Rainer Metzger,
Wort
Bei mir zuhause, da bin ich autorisiert, ab und zu das Machtwort zu sprechen. Ich werfe dann die Lautfolge „Machtwort“ in die Runde, was zwar nicht unbedingt zur Lösung der Situation beiträgt, aber immerhin, durch den Gruppencode, zum familiären Zusammenhalt. Inspiriert ist das Verfahren durch Werner, die Comicfigur aus dem Flensburg der achtziger Jahre, der der Aufforderung „sachste einfach Bescheid, Wänä“ nachkam, indem er „Bescheid“ sagte.
Auf einem derartigen Niveau scheint sich auch die seltsame Idee zu bewegen, die die bayerische SPD gerade Wahlkampf mit Christian Ude treiben lässt. Vor einer hellen Wand, auf der in Großbuchstaben sein Nachname zu sehen ist, lächelt der Spitzenkandidat vom Plakat herunter und hält dabei ein Objekt in der Hand, das sich als die dreidimensionale Version des Wortes “Wort“ vorführt, in Rot und in Großbuchstaben. Dazu die Inschrift, wiederum in Versalien: „Ein Ministerpräsident, der Wort hält“. Womöglich besteht der Clou darin, Ude überhaupt als Ministerpräsident zu apostrophieren; wie es aussieht, wird er das nämlich nie und nimmer. Interessanter ist aber natürlich das skurrile Attribut, das ihm die Werbeagentur da mitgegeben hat.
Ude ist der Sohn eines bekannten Münchner Kunstkritikers. Ich kann mich noch gut an Karl Ude erinnern, und wir begegneten einander damals sicher auch auf Pressekonferenzen, bei denen es um die orthodoxe Conceptual Art ging: Um Werke wie Joseph Kosuths 1965er Neonarbeit „Four Words Four Colours“, die in der exakten Erfüllung des an die Wand Gehefteten bestand, wobei das „Words“ rot daherkam und in Großbuchstaben; noch deutlicher vielleicht Bruce Naumans Fotostück „Waxing Hot“ von 1966, in dem das, was da heiß eingewachst wird, ein dreidimensionales Objekt ist, das aus roten Großbuchstaben besteht und sich als „HOT“ liest.
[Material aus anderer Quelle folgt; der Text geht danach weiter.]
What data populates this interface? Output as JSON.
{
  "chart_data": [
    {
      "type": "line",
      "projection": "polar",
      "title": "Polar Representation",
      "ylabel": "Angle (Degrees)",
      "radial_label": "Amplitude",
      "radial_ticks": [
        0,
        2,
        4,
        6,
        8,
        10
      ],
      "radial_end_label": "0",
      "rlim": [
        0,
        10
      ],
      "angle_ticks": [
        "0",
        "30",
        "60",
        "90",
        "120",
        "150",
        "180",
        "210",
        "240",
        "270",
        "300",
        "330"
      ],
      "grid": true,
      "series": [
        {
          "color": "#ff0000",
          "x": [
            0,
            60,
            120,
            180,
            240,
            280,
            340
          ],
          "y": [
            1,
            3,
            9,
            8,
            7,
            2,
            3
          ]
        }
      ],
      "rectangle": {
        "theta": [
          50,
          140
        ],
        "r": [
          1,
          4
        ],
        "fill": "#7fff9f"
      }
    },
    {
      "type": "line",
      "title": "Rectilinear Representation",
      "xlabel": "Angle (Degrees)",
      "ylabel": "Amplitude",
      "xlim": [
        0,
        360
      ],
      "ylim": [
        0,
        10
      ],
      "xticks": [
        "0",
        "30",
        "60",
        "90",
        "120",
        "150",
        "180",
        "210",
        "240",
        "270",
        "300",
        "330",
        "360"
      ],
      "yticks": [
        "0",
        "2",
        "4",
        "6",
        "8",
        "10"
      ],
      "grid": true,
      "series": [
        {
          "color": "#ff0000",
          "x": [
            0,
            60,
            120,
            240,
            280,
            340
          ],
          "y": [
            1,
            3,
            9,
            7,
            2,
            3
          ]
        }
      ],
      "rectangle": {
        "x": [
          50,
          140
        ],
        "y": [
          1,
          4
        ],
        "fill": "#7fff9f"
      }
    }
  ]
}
Die Schlüsselszene liefert aber wie so oft Goethe. Ganz am Anfang seiner Tragödie blicken wir Faust über die Schulter, wie er sich das Johannes-Evangelium vornimmt, um es ins Deutsche zu bringen. Gut lutherisch steigt er mit „Im Anfang war das Wort“ ein, doch das Unbehagen folgt auf dem Versfuß. „Wenn ich vom Geiste recht erleuchtet bin“, so der Universalgelehrte, gilt es ein anderes Wort für „Wort“ zu finden. Denn dies ist das Problem: Keine göttliche Stimme ist mehr vernehmbar, wenn man um 1800 „Logos“ eben mit „Wort“ übersetzt, kein Zusammenhang und keine Ganzheit stellt sich mehr ein. So schreibt sich die Moderne, und „Wort“ ist ein Four-Letter-Word geworden. Es bedeutet nur noch sich selbst.
Mit eben dieser Selbstreferenz, so sieht es aus, versucht nun Ude Wahlkampf zu machen. Im Grunde ist das Verfahren richtiggehend moralisch, denn es insinuiert, dass das einzige Worthalten, das einem Politiker, wenn er Ministerpräsident ist, zu Gebote steht, im in Händen Halten des Wortes „Wort“ als Objekt besteht. Offenbar hat Ude seine Chancenlosigkeit längst akzeptiert, denn die Buchstäblichkeit seiner Selbstdarstellung ist ja auch gehörig sophisticated.
Faust verwirft schließlich das Wort „Wort“, und er versucht es sodann nacheinander mit „Sinn“, „Kraft“ und „Tat“. Wünschen wir Ude entsprechend, dass er das alles auch noch in Händen halten wird.